SUBSTÂNCIA DE PALHA E O ACIDENTE DA ESCOLÁSTICA

 


Por Yuri Schein

O espetáculo beira o cômico: um calvinista escolástico tentando explicar a soberania de Deus sobre o mal apelando para a metafísica aristotélica. É quase como assistir alguém querendo consertar uma turbina de avião com martelo de brinquedo. O sujeito invoca “substância” e “acidente” como se essas categorias mágicas, tiradas da cartola de um filósofo pagão, fossem a chave para penetrar o mistério da decretação divina. O problema é que Aristóteles não foi um profeta, nem recebeu revelação inspirada; sua metafísica é filha ilegítima do empirismo. Ele olhou o mundo, confiou nos sentidos, juntou meia dúzia de observações e, com isso, achou que poderia dizer o que é a realidade última. Um desastre epistemológico: querer que os olhos carnais, limitados e enganadores, ditem as categorias que supostamente sustentam a providência de Deus.

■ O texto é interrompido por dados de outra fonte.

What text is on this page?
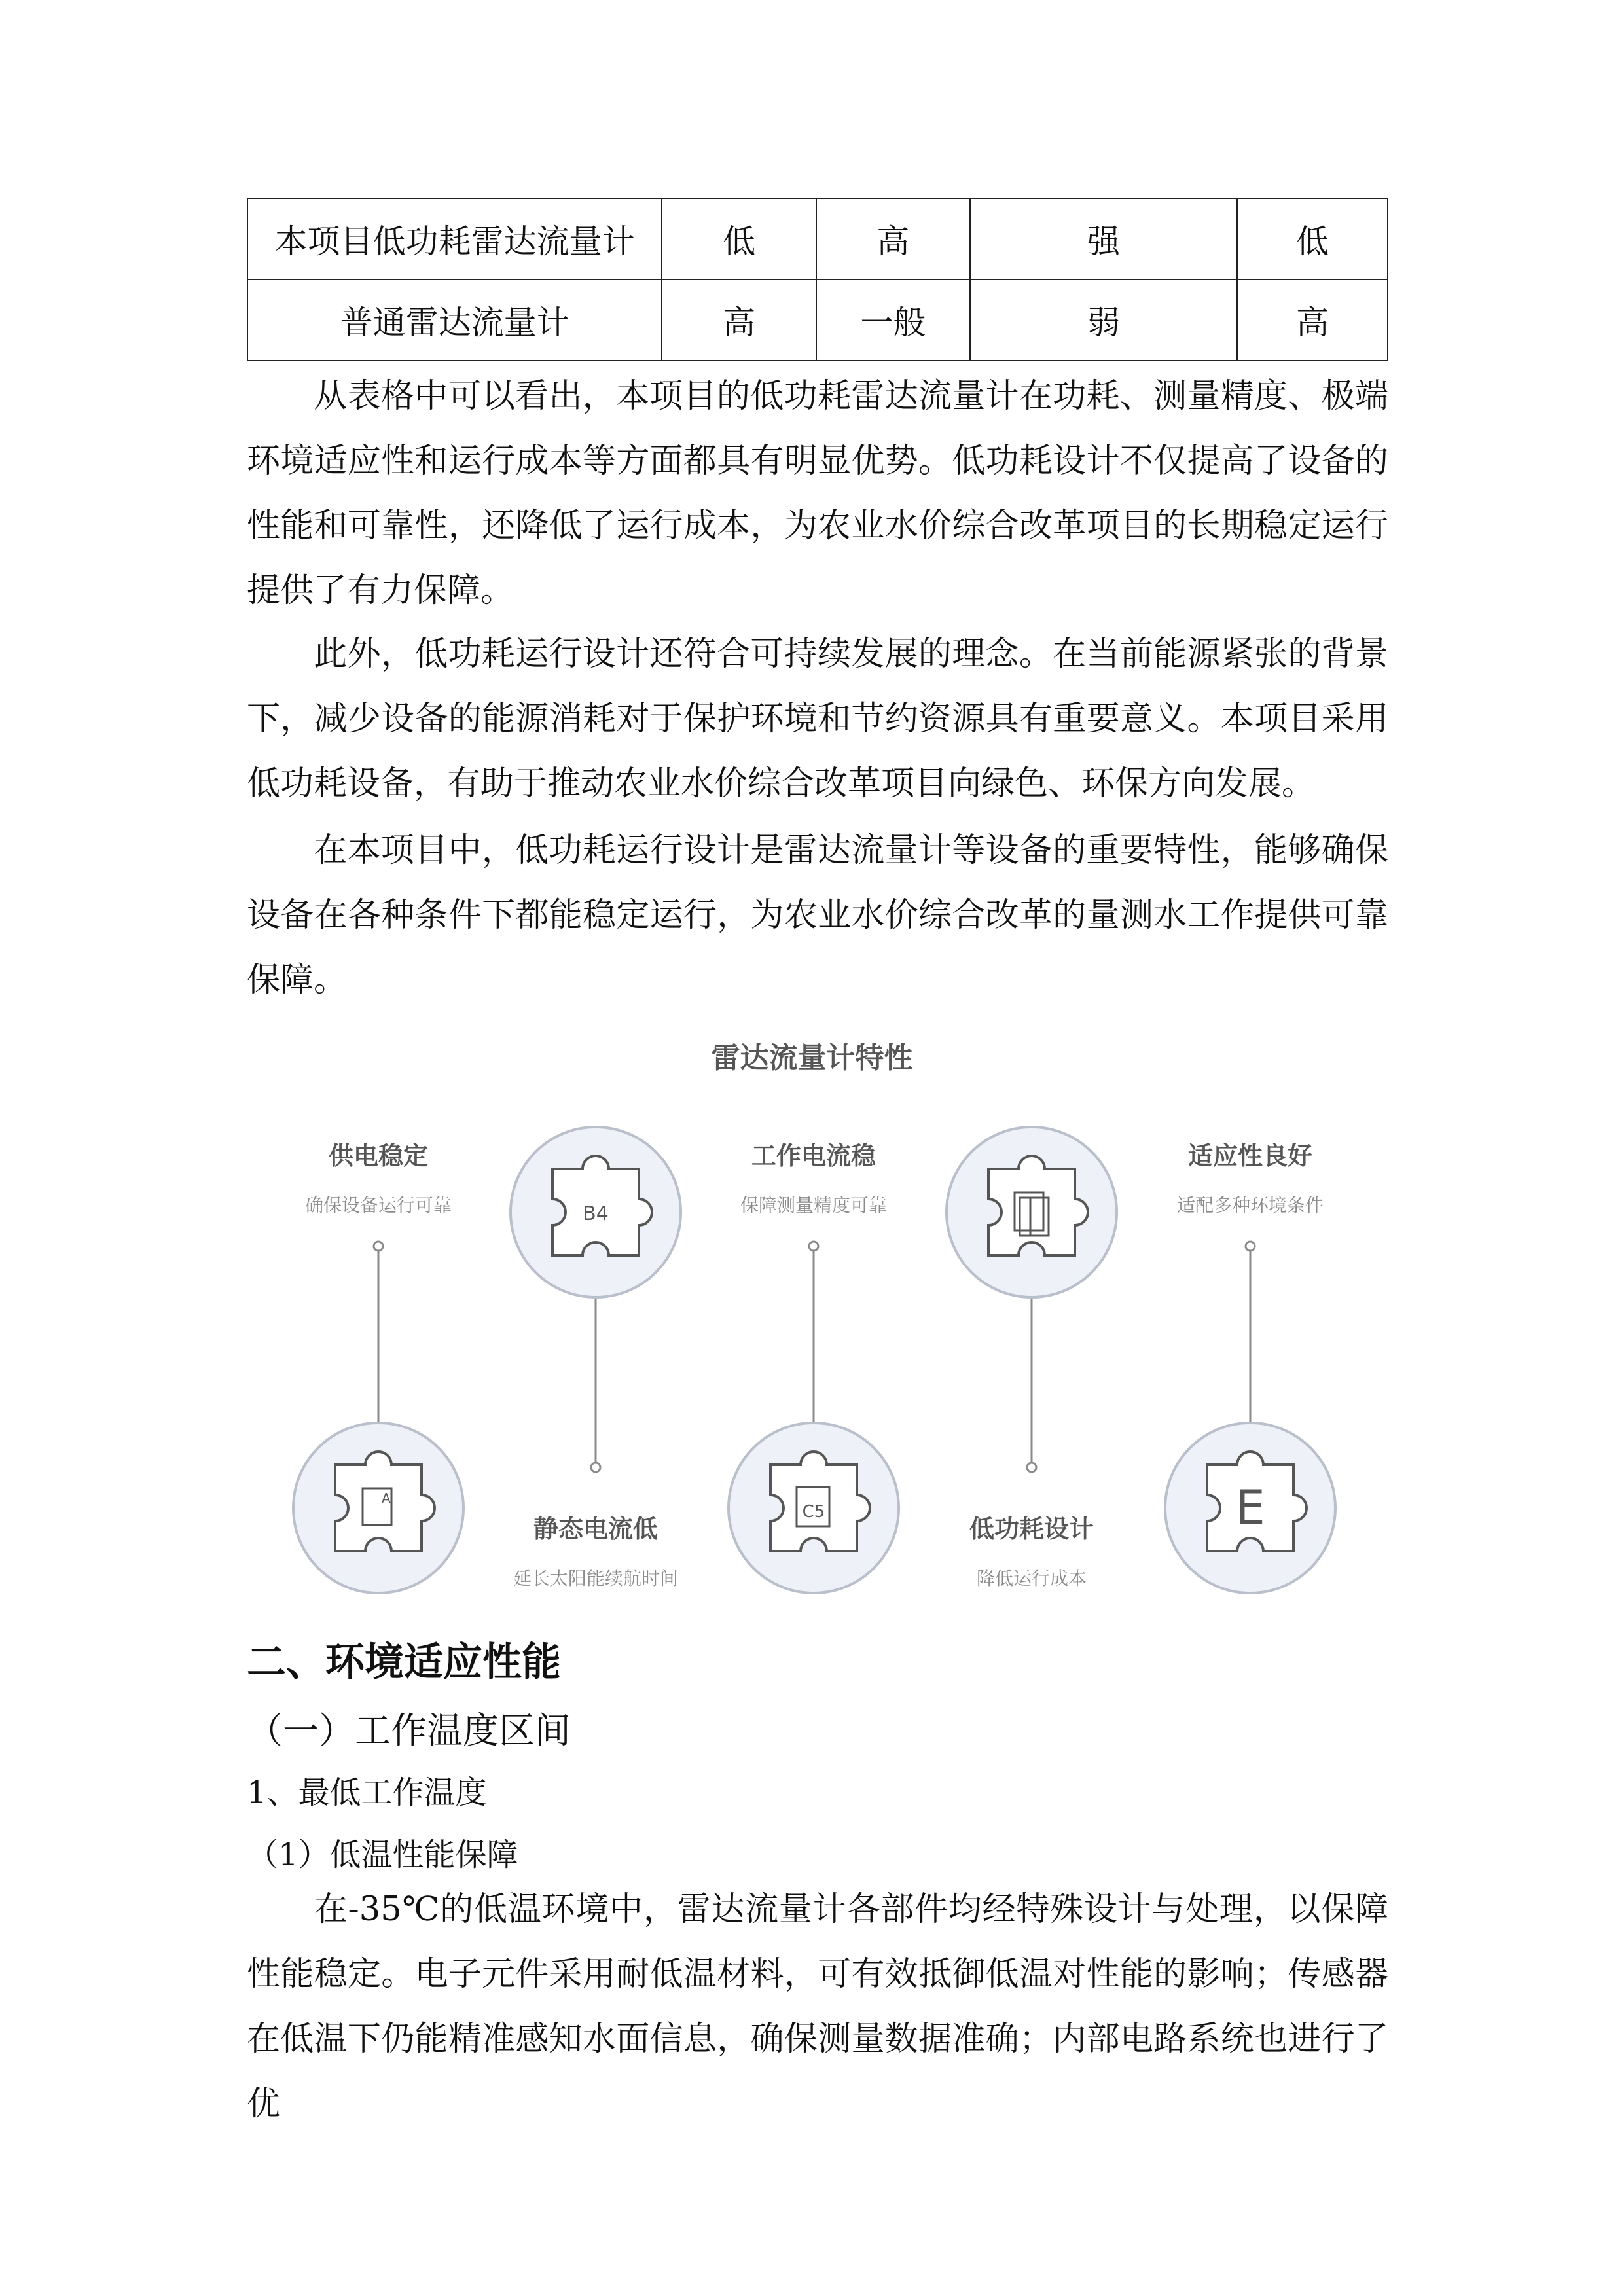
本项目低功耗雷达流量计	低	高	强	低
普通雷达流量计	高	一般	弱	高

从表格中可以看出，本项目的低功耗雷达流量计在功耗、测量精度、极端环境适应性和运行成本等方面都具有明显优势。低功耗设计不仅提高了设备的性能和可靠性，还降低了运行成本，为农业水价综合改革项目的长期稳定运行提供了有力保障。

此外，低功耗运行设计还符合可持续发展的理念。在当前能源紧张的背景下，减少设备的能源消耗对于保护环境和节约资源具有重要意义。本项目采用低功耗设备，有助于推动农业水价综合改革项目向绿色、环保方向发展。

在本项目中，低功耗运行设计是雷达流量计等设备的重要特性，能够确保设备在各种条件下都能稳定运行，为农业水价综合改革的量测水工作提供可靠保障。

雷达流量计特性
A
B4
C5	E
供电稳定
确保设备运行可靠
静态电流低
延长太阳能续航时间
工作电流稳
保障测量精度可靠
低功耗设计
降低运行成本
适应性良好
适配多种环境条件
二、环境适应性能
（一）工作温度区间
1、最低工作温度
（1）低温性能保障

在-35℃的低温环境中，雷达流量计各部件均经特殊设计与处理，以保障性能稳定。电子元件采用耐低温材料，可有效抵御低温对性能的影响；传感器在低温下仍能精准感知水面信息，确保测量数据准确；内部电路系统也进行了优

O calvinista escolástico que compra esse pacote está simplesmente servindo vinho velho em odre furado. Ele chama de “filosofia cristã” aquilo que nada mais é do que paganismo rebatizado. A Bíblia declara que “o Senhor faz todas as coisas para atender aos seus próprios desígnios, até o ímpio para o dia do mal” (Pv 16.4). Não há necessidade de “substância” e “acidente” para compreender isso. Basta crer que o Deus absolutamente soberano decreta, sustenta e dirige todas as coisas, inclusive o mal, sem que isso o torne pecador. Paulo em Romanos 9 não perde tempo com distinções aristotélicas: ele responde o problema da providência com a contundente verdade de que Deus endurece quem quer e tem misericórdia de quem quer.

O irônico é que esse apelo escolástico à metafísica grega acaba caindo no mesmo buraco onde jaz o molinismo. Ambos confiam em categorias inventadas por homens, seja “ciência média” ou “substância/acidente”. Ambos querem salvar Deus de uma acusação imaginária de injustiça, em vez de deixarem que a Escritura fale por si. O molinista diz que Deus precisa consultar cenários possíveis para não “violar” a liberdade da criatura; o escolástico diz que precisa dividir o ser em camadas ontológicas para não “comprometer” a santidade divina. Mas em ambos os casos, a Palavra de Deus é colocada como prisioneira da razão autônoma.

A única saída é a epistemologia da revelação. Ocasionalismo, não empirismo. Escritura, não Aristóteles. Não precisamos de óculos gregos para enxergar a glória de Deus; precisamos apenas da luz da Palavra, que sozinha explica que Ele “opera todas as coisas segundo o conselho da sua vontade” (Ef 1.11). Todo o resto, seja Aristóteles, seja Aquino ou Molina, não passa de substância de palha e acidente escolástico.